Have you ever wondered why even though there are plenty of leaders only a few create impact?
All these leaders have a vision, they have strategies and plans, they have organisational backing, and they have followers too in plenty. But then why is it that only few create impact; while the rest are leaders only because they occupy a position?
One way to look at the answer to these questions is to listen to someone who has watched leadership at close quarters. James C. Humes, who wrote speeches for five American Presidents, said, “The art of communication is the language of leadership.” When he says so, we are compelled to listen because he has seen these leaders communicate with power, authority, charisma, and also declare their international policies with inspiring thoughts and words.
So the answer to the question why only few leaders create impact has to do more with communication than with any other characteristic of leadership. If at all a leader can move followers and make them rally behind him in a worthy cause; it is because primarily he is purposeful and decisive in speech and action. Leaders who impact are undoubtedly those who speak with a sense of purpose and direction.
Beyond purpose, the next spear-head of leadership impact comes through clarity in communication. It comes from clarity of thinking. When it is coupled with an intense desire to make oneself understood by the audience the impact is tremendous. Achieving clarity, however, is no easy task. It comes from thinking through a situation in all its dimensions.
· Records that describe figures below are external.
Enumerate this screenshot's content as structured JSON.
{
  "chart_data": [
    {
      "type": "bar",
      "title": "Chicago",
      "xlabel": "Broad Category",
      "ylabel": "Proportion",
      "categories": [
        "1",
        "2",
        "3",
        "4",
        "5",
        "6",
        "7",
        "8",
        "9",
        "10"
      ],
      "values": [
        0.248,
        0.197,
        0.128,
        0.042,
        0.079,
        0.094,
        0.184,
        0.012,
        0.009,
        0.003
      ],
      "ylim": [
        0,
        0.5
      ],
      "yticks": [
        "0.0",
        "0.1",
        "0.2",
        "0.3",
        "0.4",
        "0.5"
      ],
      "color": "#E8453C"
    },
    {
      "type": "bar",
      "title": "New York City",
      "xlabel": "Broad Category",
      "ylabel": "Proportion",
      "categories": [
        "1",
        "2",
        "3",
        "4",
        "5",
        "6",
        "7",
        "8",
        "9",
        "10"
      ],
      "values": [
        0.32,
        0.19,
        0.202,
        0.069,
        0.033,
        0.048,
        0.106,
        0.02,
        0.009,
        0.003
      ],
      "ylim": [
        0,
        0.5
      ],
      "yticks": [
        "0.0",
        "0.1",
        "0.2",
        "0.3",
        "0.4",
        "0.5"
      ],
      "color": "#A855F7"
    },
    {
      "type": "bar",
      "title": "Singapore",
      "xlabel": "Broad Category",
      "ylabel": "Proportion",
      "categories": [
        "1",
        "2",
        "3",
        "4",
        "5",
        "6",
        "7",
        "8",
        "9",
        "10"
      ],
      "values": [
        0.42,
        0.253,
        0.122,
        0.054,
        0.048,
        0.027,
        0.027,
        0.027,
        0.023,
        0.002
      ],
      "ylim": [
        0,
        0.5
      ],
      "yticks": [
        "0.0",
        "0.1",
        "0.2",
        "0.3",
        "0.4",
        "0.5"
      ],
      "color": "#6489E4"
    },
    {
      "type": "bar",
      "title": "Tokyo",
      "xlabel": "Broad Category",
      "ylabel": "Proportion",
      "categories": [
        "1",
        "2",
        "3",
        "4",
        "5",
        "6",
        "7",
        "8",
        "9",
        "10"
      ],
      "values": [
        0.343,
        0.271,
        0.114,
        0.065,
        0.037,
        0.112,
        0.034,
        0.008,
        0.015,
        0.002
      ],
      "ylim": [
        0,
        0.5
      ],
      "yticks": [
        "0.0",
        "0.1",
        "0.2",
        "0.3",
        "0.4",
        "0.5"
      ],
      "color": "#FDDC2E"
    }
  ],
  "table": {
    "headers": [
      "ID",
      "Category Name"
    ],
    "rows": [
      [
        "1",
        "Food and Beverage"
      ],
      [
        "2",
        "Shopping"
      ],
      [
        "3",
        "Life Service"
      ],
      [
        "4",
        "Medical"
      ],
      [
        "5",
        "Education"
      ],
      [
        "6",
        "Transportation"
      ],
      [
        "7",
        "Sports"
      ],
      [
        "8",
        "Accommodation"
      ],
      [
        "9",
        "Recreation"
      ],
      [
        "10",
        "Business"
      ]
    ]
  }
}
If purpose and clarity has to create impact it has to ride on the confidence of a speaker. Some people bank heavily on knowledge of the subject to ensure confidence. But that is not the only thing that determines confidence. The primary thing is the conviction that he or she as a leader is conscious of the authority vested with him or her. Courage, firmness, resolve, and the will to get things done; all combine together when a leader speaks with confidence.
Above all these, it is of supreme importance that leaders communicate with simplicity. Now that does not mean that a leader adopts the language level of a child to make oneself understood. That is not the point at all.
The point is that in our world of communication overkill, there are too many messages competing for attention at the same time in the minds of audiences. It is in the midst of all these you need to find space and a listening ear. To do so, you need to use vivid, concrete, specific, image-building words and phrases and create symphony which is memorable, striking, and lasting. It is an art in itself.
So let me stress four pillars of the art of communication that translates itself into the language of leadership. They are purpose, clarity, confidence, and simplicity.
Well, One characteristic of the art of leadership communication cannot be left unmentioned. It is brevity. Often brevity is achieved by asking questions that penetrate into defences, tear open hidden agendas, elicit information that was missing, provoke thought, and silence critics. If you are a leader, can you lead with questions? If not, your language of leadership is missing a fine art.
Too many words of explanation often dilute leadership messages. On the other hand economy of words strongly wedded to calmness indicate your authority and command. It also reflects your absolute confidence to inspire unswerving loyalty and instant obedience.
If you look at the sports field, especially in team games like football and cricket; the body language of captains often exudes power when they are in absolute command of their men and situation. During those times, a slight movement in his face itself can align his team to his wishes. The art of communication in leadership finally boils down to this bold exercise of authority.